I’m not a vendor. I love when other people find use in my open source. It’s not my primary motivation. I’m not primarily doing it for other people. I’m primarily doing it for me and my own objectives.
In open source, the customer as it is, is a receiver of gifts. We are having a gift exchange. I show up and give you my code. If you like it, you can use it. And if you have some code that fits in with where I’m going with this, I would love to get those gifts back. And we can keep trading like that. I give you more gifts. You give me some of your gifts. Together, we pool all the gifts such that someone showing up brand new just get a mountain of gifts.
It’s not that polite where we go like you know what my opinion is worth more than your opinion and it’s worth more because I’ve done the work and I know the work and you just fucking showed in a GitHub issues trying to tell me how to do my fucking job. No. No. Go fuck yourself that’s not how it’s going to work.
You just showed here from a fucking Twitter link, and you demand that I support Oracle or something else? I’m not your fucking vendor. I’m not your employee. I am the bearer and bringer of gifts and you will either take those gifts and be at least slightly grateful, or if not grateful at least shut the fuck up and if you don’t want to do those things if you don’t want to be either grateful or shut the fuck up you’re gonna get the finger.
Ppen source is more fun when we are courteous and kind and not giving fingers all the time, but occasionally you gotta have the hammer. You walk softly but carry a big stick. I like to walk softly most of the time and occasionally someone needs a fucking whack on the head where they’re just reminded about the core dynamics.
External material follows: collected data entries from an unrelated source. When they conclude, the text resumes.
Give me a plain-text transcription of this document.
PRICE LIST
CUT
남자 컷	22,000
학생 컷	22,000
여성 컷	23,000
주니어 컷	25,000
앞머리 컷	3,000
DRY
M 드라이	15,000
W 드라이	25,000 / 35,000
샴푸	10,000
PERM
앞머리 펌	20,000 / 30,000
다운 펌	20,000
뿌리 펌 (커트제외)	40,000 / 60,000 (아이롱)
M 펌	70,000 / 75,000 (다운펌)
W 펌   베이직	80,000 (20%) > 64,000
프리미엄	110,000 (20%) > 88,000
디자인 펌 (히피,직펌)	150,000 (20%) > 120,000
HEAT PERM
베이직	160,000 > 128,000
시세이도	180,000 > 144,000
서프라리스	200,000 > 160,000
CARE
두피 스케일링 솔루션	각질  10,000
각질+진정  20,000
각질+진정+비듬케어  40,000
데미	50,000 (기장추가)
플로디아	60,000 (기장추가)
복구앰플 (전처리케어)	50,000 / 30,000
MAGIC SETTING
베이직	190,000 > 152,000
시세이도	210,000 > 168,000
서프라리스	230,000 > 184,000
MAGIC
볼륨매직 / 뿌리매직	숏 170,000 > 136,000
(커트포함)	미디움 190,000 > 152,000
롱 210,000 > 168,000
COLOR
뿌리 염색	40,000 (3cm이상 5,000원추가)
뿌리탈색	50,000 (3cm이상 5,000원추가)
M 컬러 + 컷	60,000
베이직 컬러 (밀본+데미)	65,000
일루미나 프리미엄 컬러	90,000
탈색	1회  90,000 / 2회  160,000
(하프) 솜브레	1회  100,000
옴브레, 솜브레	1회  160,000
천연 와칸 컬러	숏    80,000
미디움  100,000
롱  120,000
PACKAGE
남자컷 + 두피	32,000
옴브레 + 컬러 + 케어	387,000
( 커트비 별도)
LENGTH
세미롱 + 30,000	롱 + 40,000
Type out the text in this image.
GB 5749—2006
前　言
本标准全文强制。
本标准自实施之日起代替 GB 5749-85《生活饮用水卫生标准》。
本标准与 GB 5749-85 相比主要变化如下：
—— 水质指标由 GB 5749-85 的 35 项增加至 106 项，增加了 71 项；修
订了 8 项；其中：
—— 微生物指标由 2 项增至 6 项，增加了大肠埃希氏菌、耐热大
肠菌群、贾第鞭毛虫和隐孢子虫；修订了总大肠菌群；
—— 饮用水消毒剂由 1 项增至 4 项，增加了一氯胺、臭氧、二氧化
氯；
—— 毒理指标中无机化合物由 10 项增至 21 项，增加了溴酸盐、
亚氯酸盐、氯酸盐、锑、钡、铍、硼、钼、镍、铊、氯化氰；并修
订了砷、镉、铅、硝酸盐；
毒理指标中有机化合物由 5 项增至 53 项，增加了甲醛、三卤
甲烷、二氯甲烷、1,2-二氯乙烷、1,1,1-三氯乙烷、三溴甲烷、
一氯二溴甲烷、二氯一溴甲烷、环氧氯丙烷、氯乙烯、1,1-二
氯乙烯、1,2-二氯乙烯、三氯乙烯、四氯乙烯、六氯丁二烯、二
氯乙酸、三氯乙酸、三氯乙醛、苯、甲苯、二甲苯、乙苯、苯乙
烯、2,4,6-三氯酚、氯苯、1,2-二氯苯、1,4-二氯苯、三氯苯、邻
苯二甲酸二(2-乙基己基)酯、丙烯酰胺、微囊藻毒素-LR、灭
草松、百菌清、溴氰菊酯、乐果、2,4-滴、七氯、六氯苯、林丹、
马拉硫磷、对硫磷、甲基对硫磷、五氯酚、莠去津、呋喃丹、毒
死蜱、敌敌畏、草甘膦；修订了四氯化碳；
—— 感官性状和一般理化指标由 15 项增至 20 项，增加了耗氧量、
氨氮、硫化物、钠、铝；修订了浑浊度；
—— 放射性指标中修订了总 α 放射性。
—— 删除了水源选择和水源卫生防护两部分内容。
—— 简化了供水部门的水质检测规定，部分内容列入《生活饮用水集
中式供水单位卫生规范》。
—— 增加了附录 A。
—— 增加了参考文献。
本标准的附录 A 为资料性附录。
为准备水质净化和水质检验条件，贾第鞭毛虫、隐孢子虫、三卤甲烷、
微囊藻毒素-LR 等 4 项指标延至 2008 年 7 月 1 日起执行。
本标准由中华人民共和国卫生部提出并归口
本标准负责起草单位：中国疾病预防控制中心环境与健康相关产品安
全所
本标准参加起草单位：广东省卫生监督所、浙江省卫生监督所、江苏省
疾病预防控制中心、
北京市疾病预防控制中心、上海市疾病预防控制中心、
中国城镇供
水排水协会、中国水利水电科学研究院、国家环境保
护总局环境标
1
Lessons Learned with Aedict
So with Aedict 2, I was asked to open-source the thing so that the community can develop it further. I did, and then the following happened:
- A long discussion on forums about how the community should be organized;
- No code nor commits delivered whatsoever.
So, basically, the idea was that the community would spark ideas and I would be the fucking Joe to implement all those crazy shit. No. Fuck that. I value my own time and my own energy and I do what makes me happy - I do not slave to a bunch of Kumbaya circlejerk of fucktards spitting random brainfarts. If I did, I’d go burnout in the process. You think if you burn out, the community cares? Think again.
This is why you only want the gift exchange. The circlejerk alternative leads to burnout of people that work on the project, ultimately leading to the death of that project.
You, as a developer, have many constraints: on your time, on your energy. You’re doing this for fun, and for yourself. I worked on Karibu-DSL to learn the Kotlin DSL, and it’s fun adding support for all the Vaadin components. But you should not be afraid to fire some of your users - especially the ones with just demands and no gifts. You really think I should work on your issues instead of being with my family? Think fucking again.
Ideas are easy, work is hard. I bring gifts, and you either bring gifts in the form of code, or you fuck the hell off.